Although there were overall, if comparatively slight, decreases in prices last year, fixed-broadband services, the most expensive category studied in the report, saw the least change over 2020 with prices stable but comparatively high. Last year, in the world's developed economies, the median speed of entry-level broadband connections increased from 30 to 40 Mbit/s last year. In developing countries, it rose from 3 to 5 Mbit/s. Says it all really, doesn't it?

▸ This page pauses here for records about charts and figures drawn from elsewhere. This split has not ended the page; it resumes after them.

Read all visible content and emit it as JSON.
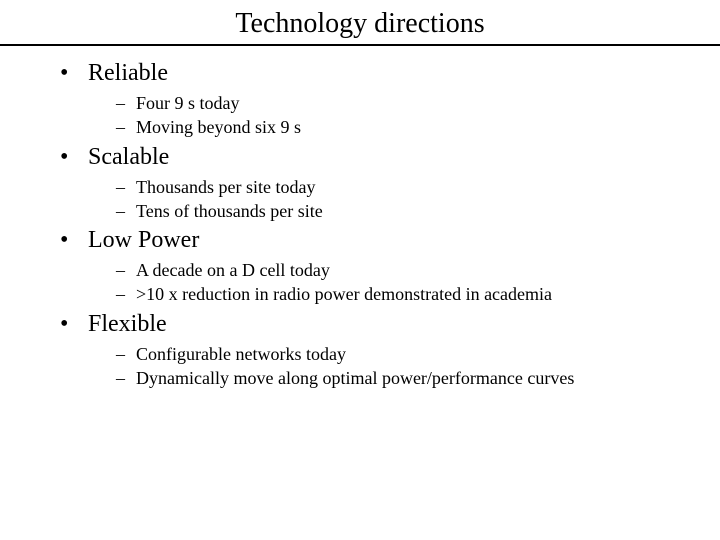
{
  "slide": {
    "title": "Technology directions",
    "title_fontsize": 28,
    "body_fontsize_lvl1": 24,
    "body_fontsize_lvl2": 18,
    "background_color": "#ffffff",
    "text_color": "#000000",
    "rule_color": "#000000",
    "bullets": [
      {
        "label": "Reliable",
        "sub": [
          "Four 9 s today",
          "Moving beyond six 9 s"
        ]
      },
      {
        "label": "Scalable",
        "sub": [
          "Thousands per site today",
          "Tens of thousands per site"
        ]
      },
      {
        "label": "Low Power",
        "sub": [
          "A decade on a D cell today",
          ">10 x reduction in radio power demonstrated in academia"
        ]
      },
      {
        "label": "Flexible",
        "sub": [
          "Configurable networks today",
          "Dynamically move along optimal power/performance curves"
        ]
      }
    ]
  }
}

Goal of global coalition is to make the Internet affordable to all humanity
The Alliance for the Affordable Internet was launched in 2013 and is a global initiative agitating to make the Internet more affordable. The World Wide Web Foundation is the Secretariat to the organisation and major members of the international coalition include the United Nations, Google, the Government of Sweden, Cisco, Ericsson, the GSMA, Intel, Microsoft, the Internet Society and the World Wide Web Foundation, heavy hitters all.

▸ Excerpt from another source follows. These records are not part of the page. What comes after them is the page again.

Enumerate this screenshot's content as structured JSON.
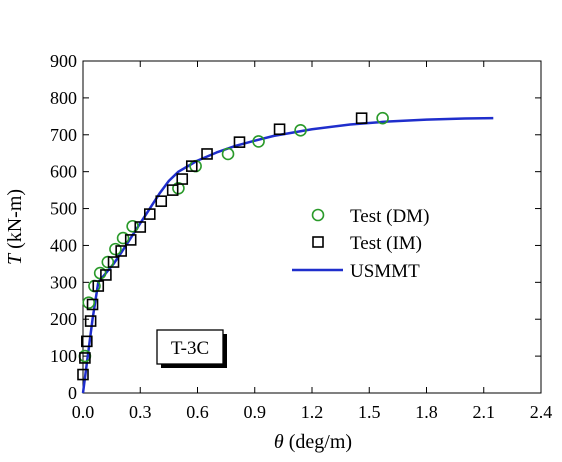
{
  "chart_data": {
    "type": "scatter",
    "xlabel_symbol": "θ",
    "xlabel_unit": " (deg/m)",
    "ylabel_symbol": "T",
    "ylabel_unit": " (kN-m)",
    "xlim": [
      0,
      2.4
    ],
    "ylim": [
      0,
      900
    ],
    "xticks": [
      0.0,
      0.3,
      0.6,
      0.9,
      1.2,
      1.5,
      1.8,
      2.1,
      2.4
    ],
    "xtick_labels": [
      "0.0",
      "0.3",
      "0.6",
      "0.9",
      "1.2",
      "1.5",
      "1.8",
      "2.1",
      "2.4"
    ],
    "yticks": [
      0,
      100,
      200,
      300,
      400,
      500,
      600,
      700,
      800,
      900
    ],
    "ytick_labels": [
      "0",
      "100",
      "200",
      "300",
      "400",
      "500",
      "600",
      "700",
      "800",
      "900"
    ],
    "grid": false,
    "legend_position": "center-right",
    "annotation": "T-3C",
    "series": [
      {
        "name": "Test (DM)",
        "marker": "circle",
        "color": "#2a9a2a",
        "x": [
          0.01,
          0.03,
          0.06,
          0.09,
          0.13,
          0.17,
          0.21,
          0.26,
          0.5,
          0.59,
          0.76,
          0.92,
          1.14,
          1.57
        ],
        "y": [
          100,
          245,
          290,
          325,
          355,
          390,
          420,
          452,
          555,
          615,
          648,
          682,
          712,
          745
        ]
      },
      {
        "name": "Test (IM)",
        "marker": "square",
        "color": "#000000",
        "x": [
          0.0,
          0.01,
          0.02,
          0.04,
          0.05,
          0.08,
          0.12,
          0.16,
          0.2,
          0.25,
          0.3,
          0.35,
          0.41,
          0.47,
          0.52,
          0.57,
          0.65,
          0.82,
          1.03,
          1.46
        ],
        "y": [
          50,
          95,
          140,
          195,
          240,
          290,
          320,
          355,
          385,
          415,
          450,
          485,
          520,
          550,
          580,
          615,
          648,
          680,
          715,
          745
        ]
      },
      {
        "name": "USMMT",
        "marker": "line",
        "color": "#1f2ecc",
        "x": [
          0.0,
          0.02,
          0.05,
          0.08,
          0.12,
          0.16,
          0.2,
          0.25,
          0.3,
          0.35,
          0.4,
          0.45,
          0.5,
          0.55,
          0.6,
          0.7,
          0.8,
          0.9,
          1.0,
          1.2,
          1.4,
          1.6,
          1.8,
          2.0,
          2.15
        ],
        "y": [
          0,
          80,
          200,
          300,
          325,
          350,
          380,
          420,
          460,
          500,
          540,
          575,
          600,
          615,
          630,
          652,
          670,
          684,
          697,
          715,
          728,
          736,
          741,
          744,
          745
        ]
      }
    ]
  }
}
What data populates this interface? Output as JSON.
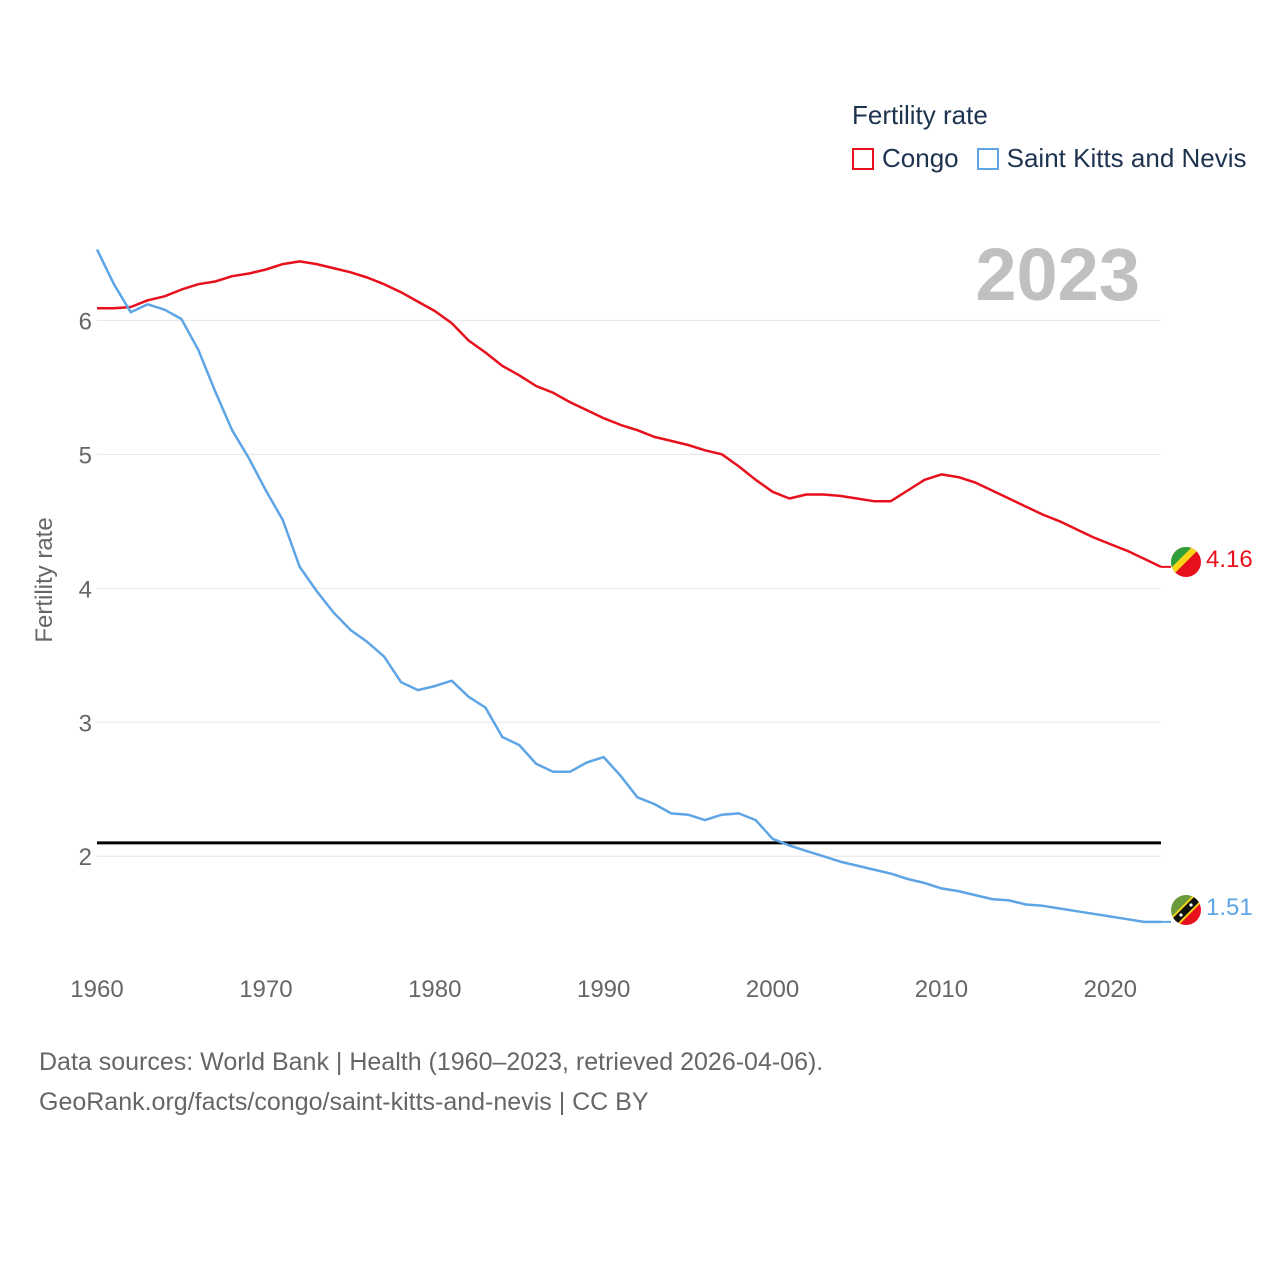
{
  "chart_data": {
    "type": "line",
    "year_label": "2023",
    "ylabel": "Fertility rate",
    "xlim": [
      1960,
      2023
    ],
    "ylim": [
      1.3,
      6.6
    ],
    "yticks": [
      2,
      3,
      4,
      5,
      6
    ],
    "xticks": [
      1960,
      1970,
      1980,
      1990,
      2000,
      2010,
      2020
    ],
    "reference_line": {
      "y": 2.1,
      "color": "#000000"
    },
    "x": [
      1960,
      1961,
      1962,
      1963,
      1964,
      1965,
      1966,
      1967,
      1968,
      1969,
      1970,
      1971,
      1972,
      1973,
      1974,
      1975,
      1976,
      1977,
      1978,
      1979,
      1980,
      1981,
      1982,
      1983,
      1984,
      1985,
      1986,
      1987,
      1988,
      1989,
      1990,
      1991,
      1992,
      1993,
      1994,
      1995,
      1996,
      1997,
      1998,
      1999,
      2000,
      2001,
      2002,
      2003,
      2004,
      2005,
      2006,
      2007,
      2008,
      2009,
      2010,
      2011,
      2012,
      2013,
      2014,
      2015,
      2016,
      2017,
      2018,
      2019,
      2020,
      2021,
      2022,
      2023
    ],
    "series": [
      {
        "name": "Congo",
        "color": "#e8101d",
        "end_label": "4.16",
        "values": [
          6.09,
          6.09,
          6.1,
          6.15,
          6.18,
          6.23,
          6.27,
          6.29,
          6.33,
          6.35,
          6.38,
          6.42,
          6.44,
          6.42,
          6.39,
          6.36,
          6.32,
          6.27,
          6.21,
          6.14,
          6.07,
          5.98,
          5.85,
          5.76,
          5.66,
          5.59,
          5.51,
          5.46,
          5.39,
          5.33,
          5.27,
          5.22,
          5.18,
          5.13,
          5.1,
          5.07,
          5.03,
          5.0,
          4.91,
          4.81,
          4.72,
          4.67,
          4.7,
          4.7,
          4.69,
          4.67,
          4.65,
          4.65,
          4.73,
          4.81,
          4.85,
          4.83,
          4.79,
          4.73,
          4.67,
          4.61,
          4.55,
          4.5,
          4.44,
          4.38,
          4.33,
          4.28,
          4.22,
          4.16
        ]
      },
      {
        "name": "Saint Kitts and Nevis",
        "color": "#5ea5e6",
        "end_label": "1.51",
        "values": [
          6.53,
          6.27,
          6.06,
          6.12,
          6.08,
          6.01,
          5.78,
          5.47,
          5.18,
          4.97,
          4.73,
          4.51,
          4.16,
          3.98,
          3.82,
          3.69,
          3.6,
          3.49,
          3.3,
          3.24,
          3.27,
          3.31,
          3.19,
          3.11,
          2.89,
          2.83,
          2.69,
          2.63,
          2.63,
          2.7,
          2.74,
          2.6,
          2.44,
          2.39,
          2.32,
          2.31,
          2.27,
          2.31,
          2.32,
          2.27,
          2.13,
          2.08,
          2.04,
          2.0,
          1.96,
          1.93,
          1.9,
          1.87,
          1.83,
          1.8,
          1.76,
          1.74,
          1.71,
          1.68,
          1.67,
          1.64,
          1.63,
          1.61,
          1.59,
          1.57,
          1.55,
          1.53,
          1.51,
          1.51
        ]
      }
    ]
  },
  "legend": {
    "title": "Fertility rate",
    "items": [
      {
        "label": "Congo",
        "color": "#e8101d"
      },
      {
        "label": "Saint Kitts and Nevis",
        "color": "#5ea5e6"
      }
    ]
  },
  "footer": {
    "line1": "Data sources: World Bank | Health (1960–2023, retrieved 2026-04-06).",
    "line2": "GeoRank.org/facts/congo/saint-kitts-and-nevis | CC BY"
  }
}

The long-term goal of A4AI is to obtain broadband Internet access worldwide priced at less than 5 per cent of average per capita income globally which is the ultimate target of the UN Broadband Commission. Citing the Internet as an essential source of information and services for all humanity, it identifies the lack of investment in infrastructure, lack of competition in the market, and inefficient and unbalanced taxation and other policy and regulatory obstacles as major forces behind the continuing high cost of broadband Internet access in developing nations.
Sonia Jorge, Executive Director at the Alliance for Affordable Internet says, 'This data makes clear that we need to rapidly accelerate progress to remove cost barriers to Internet services. The [Covid-19] pandemic not only underlines the critical importance of Internet access in today's world but has laid bare the scale of digital inequality that remains. We need ambitious, coordinated action to make affordable, meaningful connectivity available to everyone, with efforts targeted at those least likely to be online, including poor and rural populations, women, and people living in the least developed countries. As the world becomes increasingly digital, the need to expand connectivity to everyone becomes ever more urgent."

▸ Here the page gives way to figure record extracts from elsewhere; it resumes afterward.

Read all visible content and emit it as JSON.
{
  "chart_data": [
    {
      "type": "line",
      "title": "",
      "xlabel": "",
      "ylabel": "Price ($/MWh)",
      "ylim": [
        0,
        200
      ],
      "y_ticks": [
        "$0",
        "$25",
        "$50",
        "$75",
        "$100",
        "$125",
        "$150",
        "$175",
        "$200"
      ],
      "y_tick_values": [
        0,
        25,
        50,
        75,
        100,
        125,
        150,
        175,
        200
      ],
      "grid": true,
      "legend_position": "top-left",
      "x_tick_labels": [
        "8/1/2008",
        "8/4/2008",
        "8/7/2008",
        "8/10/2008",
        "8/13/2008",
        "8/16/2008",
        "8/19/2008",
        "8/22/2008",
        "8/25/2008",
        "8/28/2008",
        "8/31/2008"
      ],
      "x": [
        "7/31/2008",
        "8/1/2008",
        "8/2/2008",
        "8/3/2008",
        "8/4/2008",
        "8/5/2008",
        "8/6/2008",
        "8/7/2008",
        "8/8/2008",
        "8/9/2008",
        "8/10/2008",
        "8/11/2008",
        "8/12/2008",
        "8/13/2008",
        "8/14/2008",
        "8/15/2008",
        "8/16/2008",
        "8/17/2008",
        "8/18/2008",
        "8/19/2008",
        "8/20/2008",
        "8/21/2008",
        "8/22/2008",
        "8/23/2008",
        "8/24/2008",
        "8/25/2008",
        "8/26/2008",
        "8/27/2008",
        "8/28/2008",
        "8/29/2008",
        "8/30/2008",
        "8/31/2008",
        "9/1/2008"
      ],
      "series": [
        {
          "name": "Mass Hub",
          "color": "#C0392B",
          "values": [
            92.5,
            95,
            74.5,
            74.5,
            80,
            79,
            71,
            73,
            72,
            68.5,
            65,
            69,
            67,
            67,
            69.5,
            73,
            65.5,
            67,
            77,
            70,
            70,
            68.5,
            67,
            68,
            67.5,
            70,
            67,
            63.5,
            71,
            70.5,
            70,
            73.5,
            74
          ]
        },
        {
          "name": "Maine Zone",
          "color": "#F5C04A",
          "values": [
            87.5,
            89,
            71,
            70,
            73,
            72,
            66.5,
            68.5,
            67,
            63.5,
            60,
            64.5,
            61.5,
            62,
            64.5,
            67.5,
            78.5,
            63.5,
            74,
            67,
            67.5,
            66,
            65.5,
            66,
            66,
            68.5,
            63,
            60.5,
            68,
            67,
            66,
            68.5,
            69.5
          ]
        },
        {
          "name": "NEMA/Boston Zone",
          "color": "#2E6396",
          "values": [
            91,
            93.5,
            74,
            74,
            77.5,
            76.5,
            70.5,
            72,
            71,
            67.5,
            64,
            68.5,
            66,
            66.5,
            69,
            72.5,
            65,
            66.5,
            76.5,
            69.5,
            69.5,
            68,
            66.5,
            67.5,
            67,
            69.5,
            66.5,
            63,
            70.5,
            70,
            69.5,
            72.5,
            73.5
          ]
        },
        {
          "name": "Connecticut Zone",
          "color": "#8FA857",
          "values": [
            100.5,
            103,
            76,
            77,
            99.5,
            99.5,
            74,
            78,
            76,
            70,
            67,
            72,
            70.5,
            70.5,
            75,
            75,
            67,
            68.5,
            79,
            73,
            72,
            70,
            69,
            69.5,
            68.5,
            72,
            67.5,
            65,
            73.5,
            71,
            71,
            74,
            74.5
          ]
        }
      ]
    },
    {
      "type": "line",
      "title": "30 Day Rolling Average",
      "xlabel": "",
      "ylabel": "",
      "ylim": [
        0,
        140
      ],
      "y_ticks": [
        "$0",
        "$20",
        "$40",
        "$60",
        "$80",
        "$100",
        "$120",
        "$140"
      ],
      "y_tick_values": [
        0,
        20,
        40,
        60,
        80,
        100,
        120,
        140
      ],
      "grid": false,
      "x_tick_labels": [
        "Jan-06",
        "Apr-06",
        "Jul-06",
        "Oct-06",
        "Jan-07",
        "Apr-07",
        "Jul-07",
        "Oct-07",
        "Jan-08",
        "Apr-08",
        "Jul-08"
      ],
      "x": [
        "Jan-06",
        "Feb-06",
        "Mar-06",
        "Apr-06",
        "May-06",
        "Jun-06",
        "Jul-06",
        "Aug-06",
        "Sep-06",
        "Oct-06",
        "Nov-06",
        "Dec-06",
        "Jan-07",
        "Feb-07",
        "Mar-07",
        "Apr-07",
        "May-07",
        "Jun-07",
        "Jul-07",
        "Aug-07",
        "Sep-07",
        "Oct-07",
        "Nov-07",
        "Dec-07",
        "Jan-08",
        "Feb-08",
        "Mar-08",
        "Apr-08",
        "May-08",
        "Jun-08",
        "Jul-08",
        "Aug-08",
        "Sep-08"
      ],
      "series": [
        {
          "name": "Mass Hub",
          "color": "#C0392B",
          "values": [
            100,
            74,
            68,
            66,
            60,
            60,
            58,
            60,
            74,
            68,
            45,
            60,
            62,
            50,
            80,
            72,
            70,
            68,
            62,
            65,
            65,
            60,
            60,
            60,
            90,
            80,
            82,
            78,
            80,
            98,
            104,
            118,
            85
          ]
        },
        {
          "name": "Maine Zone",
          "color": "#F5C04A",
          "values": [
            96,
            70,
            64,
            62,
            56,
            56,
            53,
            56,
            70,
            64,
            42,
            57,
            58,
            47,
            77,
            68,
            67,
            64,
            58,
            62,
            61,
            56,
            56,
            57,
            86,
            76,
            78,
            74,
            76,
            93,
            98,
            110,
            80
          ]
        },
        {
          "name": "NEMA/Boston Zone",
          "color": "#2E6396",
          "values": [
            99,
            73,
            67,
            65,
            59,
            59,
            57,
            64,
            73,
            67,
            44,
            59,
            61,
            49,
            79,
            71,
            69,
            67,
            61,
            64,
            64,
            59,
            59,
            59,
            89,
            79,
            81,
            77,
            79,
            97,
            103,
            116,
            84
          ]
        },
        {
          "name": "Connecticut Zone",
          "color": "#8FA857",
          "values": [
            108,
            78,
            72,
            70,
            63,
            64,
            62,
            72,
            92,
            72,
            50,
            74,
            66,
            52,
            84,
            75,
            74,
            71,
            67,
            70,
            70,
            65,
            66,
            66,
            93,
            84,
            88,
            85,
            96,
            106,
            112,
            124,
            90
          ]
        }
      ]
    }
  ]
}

Interestingly, the report shows that, in relative terms, Africa saw the biggest price decreases in the five categories key categories analysed, viz: mobile broadband, fixed broadband, mobile data and voice low-usage, mobile data and voice high-usage and mobile cellular low usage. However, median broadband access prices across the African continent are still very much higher than world prices and seem destined to stay there for a long time as subscriber access costs are falling only slowly.
As Houlin Zhao, Secretary General of the ITU commented, "The declining price trend for mobile and fixed broadband is encouraging, but we need to strengthen our efforts to lower the prices in developing countries."